GENEVA — Louis Vuitton, already connected with sailing’s most prestigious event, upped the ante last week by saying it would become principal sponsor of the next America’s Cup, to be held in Valencia, Spain, in 2007.

“How happy I am,” an ebullient Yves Carcelle, president and chief executive of Vuitton, a division of LVMH Moët Louis Vuitton, said in an interview here after announcing the deal at a news conference. “We have been investing 20 years of time, passion and energy to make the cup a global event. To have it come back to Europe is really exciting.

“This time we will be more involved than before, because there will be the Louis Vuitton Cup as usual for the challenger and preliminary series that will carry the name of Louis Vuitton, and we’ll also be involved in the America’s Cup itself.”

Besides being the principal partner, Vuitton watches will become the official timekeeper of the race, which last year generated 3,000 hours of television coverage and 45,000 articles in international publications.

Yachting experts predict the next America’s Cup will become even more of a global event. “It’s the way of the future,” said renowned skipper Chris Dickson, who has taken part in America’s Cups for New Zealand, Japan and the U.S.

An estimated audience of 2.8 billion watched the America’s Cup staged in Auckland, New Zealand, last March.

The 32nd America’s Cup is expected to generate at least $1.5 billion for Valencia and the Spanish economy, and have a multiplier effect in the sales of goods and services of sponsors.

The announcement of the winning city, out of an initial field of about 60, was made last Wednesday at the lakeside President Wilson hotel in an auditorium packed with yachting celebrities, well-heeled sponsors and a fair number of Geneva’s discreet private bankers.

Ernesto Bertarelli, the Swiss billionaire industrialist who headed the Swiss Alinghi team, which won the cup from New Zealand last March, said, “It was very difficult to choose one of the four very good cities.”

But he added: “I hope to sail in each of the four cities in the pre-regattas.” He said the Alinghi team was “highly motivated and quite keen to retain the America’s Cup.”Carcelle said it was too soon to say what products the group had in mind for the Cup series. For the last qualifier races, Vuitton developed a range of sportswear, accessories and a limited-edition watch.
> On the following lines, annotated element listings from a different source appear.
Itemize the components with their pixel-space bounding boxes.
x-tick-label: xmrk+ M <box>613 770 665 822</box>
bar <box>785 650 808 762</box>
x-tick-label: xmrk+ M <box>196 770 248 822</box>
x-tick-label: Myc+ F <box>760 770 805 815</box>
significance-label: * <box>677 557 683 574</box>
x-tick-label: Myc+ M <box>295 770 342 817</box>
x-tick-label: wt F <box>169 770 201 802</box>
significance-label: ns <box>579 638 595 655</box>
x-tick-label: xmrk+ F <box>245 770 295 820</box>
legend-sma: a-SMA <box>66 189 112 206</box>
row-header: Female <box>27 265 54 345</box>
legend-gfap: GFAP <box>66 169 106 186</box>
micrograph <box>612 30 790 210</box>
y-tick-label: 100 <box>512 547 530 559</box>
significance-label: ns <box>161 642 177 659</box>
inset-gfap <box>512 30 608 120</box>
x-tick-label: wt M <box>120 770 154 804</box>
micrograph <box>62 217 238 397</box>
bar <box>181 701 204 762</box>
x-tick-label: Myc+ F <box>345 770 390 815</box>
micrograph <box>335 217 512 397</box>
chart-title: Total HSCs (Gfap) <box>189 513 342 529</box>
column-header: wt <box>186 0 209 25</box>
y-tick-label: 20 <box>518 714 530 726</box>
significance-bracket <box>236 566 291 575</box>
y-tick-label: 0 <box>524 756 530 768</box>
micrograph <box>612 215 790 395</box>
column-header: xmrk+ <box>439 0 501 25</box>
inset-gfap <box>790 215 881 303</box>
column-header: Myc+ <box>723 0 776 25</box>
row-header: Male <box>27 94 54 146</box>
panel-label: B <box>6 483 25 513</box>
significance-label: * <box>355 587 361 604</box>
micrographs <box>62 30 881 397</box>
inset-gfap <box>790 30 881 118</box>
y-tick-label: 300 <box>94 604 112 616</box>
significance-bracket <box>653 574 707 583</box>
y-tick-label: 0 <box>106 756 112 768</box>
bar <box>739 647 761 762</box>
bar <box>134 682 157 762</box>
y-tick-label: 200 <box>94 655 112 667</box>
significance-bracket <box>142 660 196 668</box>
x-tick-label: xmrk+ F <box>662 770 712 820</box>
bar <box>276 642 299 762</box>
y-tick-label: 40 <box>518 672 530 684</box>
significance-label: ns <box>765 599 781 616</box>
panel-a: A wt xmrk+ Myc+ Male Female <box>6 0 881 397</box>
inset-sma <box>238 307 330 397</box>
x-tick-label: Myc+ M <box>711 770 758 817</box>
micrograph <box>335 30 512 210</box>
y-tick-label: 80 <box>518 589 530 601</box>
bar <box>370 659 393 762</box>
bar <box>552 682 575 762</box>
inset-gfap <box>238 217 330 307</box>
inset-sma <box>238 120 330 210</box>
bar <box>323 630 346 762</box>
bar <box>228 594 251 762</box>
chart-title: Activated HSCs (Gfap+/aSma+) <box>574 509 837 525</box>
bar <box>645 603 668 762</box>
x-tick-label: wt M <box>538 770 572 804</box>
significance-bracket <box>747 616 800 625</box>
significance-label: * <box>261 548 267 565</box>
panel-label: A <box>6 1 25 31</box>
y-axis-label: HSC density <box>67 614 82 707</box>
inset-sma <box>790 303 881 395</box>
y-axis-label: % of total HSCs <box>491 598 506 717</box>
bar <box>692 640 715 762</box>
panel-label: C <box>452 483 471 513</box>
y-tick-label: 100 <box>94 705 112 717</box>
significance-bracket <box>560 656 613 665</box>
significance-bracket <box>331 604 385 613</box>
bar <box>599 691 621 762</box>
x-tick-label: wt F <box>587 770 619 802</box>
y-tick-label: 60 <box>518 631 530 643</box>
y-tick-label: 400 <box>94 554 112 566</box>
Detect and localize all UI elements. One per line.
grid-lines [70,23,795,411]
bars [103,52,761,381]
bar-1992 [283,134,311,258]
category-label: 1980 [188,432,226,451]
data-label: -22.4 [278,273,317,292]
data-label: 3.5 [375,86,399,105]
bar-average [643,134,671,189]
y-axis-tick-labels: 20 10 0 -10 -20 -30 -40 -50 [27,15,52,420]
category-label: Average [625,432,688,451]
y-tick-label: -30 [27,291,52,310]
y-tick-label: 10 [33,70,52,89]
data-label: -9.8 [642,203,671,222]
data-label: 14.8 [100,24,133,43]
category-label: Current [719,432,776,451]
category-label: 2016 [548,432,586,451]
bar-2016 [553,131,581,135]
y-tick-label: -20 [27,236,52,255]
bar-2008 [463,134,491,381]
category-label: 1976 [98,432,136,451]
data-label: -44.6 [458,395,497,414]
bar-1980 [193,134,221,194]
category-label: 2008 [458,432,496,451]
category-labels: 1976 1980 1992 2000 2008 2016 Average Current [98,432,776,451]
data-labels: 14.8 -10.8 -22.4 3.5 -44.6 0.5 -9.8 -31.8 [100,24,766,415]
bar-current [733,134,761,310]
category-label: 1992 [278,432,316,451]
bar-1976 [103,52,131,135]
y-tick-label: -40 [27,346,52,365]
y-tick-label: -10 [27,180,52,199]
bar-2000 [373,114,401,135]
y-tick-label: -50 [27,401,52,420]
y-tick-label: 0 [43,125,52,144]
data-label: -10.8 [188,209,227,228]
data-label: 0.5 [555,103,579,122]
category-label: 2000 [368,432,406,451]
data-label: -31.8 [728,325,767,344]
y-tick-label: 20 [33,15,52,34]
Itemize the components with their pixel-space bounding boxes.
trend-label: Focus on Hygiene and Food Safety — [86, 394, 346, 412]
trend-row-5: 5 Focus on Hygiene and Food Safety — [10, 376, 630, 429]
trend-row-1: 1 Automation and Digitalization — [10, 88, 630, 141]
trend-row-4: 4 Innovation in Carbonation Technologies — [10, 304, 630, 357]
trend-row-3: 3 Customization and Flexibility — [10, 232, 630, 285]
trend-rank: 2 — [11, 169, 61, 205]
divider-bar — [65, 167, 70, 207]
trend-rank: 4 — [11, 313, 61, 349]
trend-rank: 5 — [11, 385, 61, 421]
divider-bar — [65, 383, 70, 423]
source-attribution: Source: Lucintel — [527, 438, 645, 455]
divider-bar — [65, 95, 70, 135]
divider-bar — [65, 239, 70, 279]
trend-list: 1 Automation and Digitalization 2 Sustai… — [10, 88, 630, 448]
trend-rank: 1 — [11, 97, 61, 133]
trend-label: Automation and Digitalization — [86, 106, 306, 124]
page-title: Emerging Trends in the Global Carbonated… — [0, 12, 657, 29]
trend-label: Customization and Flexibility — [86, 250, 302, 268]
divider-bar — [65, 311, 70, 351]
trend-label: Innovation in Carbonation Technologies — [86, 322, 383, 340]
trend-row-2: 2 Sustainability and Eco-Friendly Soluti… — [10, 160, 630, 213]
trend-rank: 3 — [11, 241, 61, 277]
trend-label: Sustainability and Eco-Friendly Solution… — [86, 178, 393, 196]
“I’m going to fly back to Paris and work with my team for a few days,” he said. “There will be, as usual, a translation of this big event into Louis Vuitton Cup or America’s Cup products. We signed this morning and we will now think how we will use that in our marketing strategy.”

Carcelle declined to say how much was earmarked for marketing around the race, but pointed out: “The event is definitely different from the last time because there will be series in 2004, 2005, 2006 and the LV Cup in 2007 and the America’s cup in 2007, so we have to organize ourselves to this long period of time.” The 2004 races also coincide with the brand’s 150th anniversary.

Carcelle and the Swiss organizers declined to reveal how much LVMH bid to be picked as the principal sponsor.

Carcelle noted Vuitton has stores in each of the four cities that bid for the cup: Valencia; Marseille, France; Lisbon, and Naples. “Spain is a high potential country for us,” he added.

Worldwide, the group has about 318 stores, of which about a third are located in Europe.

America’s premier yachting personality, skipper Dennis Conner, told reporters sailing is very popular in Europe, but also noted the cup has become “a passion for wealthy individuals.”

He said he’d like to take part in the next cup.“If someone gives me $200 million, I’ll be there,” he said.

Other yachting experts, however, reckon about $50 million is required to take part. There are already some 14 challengers lined up.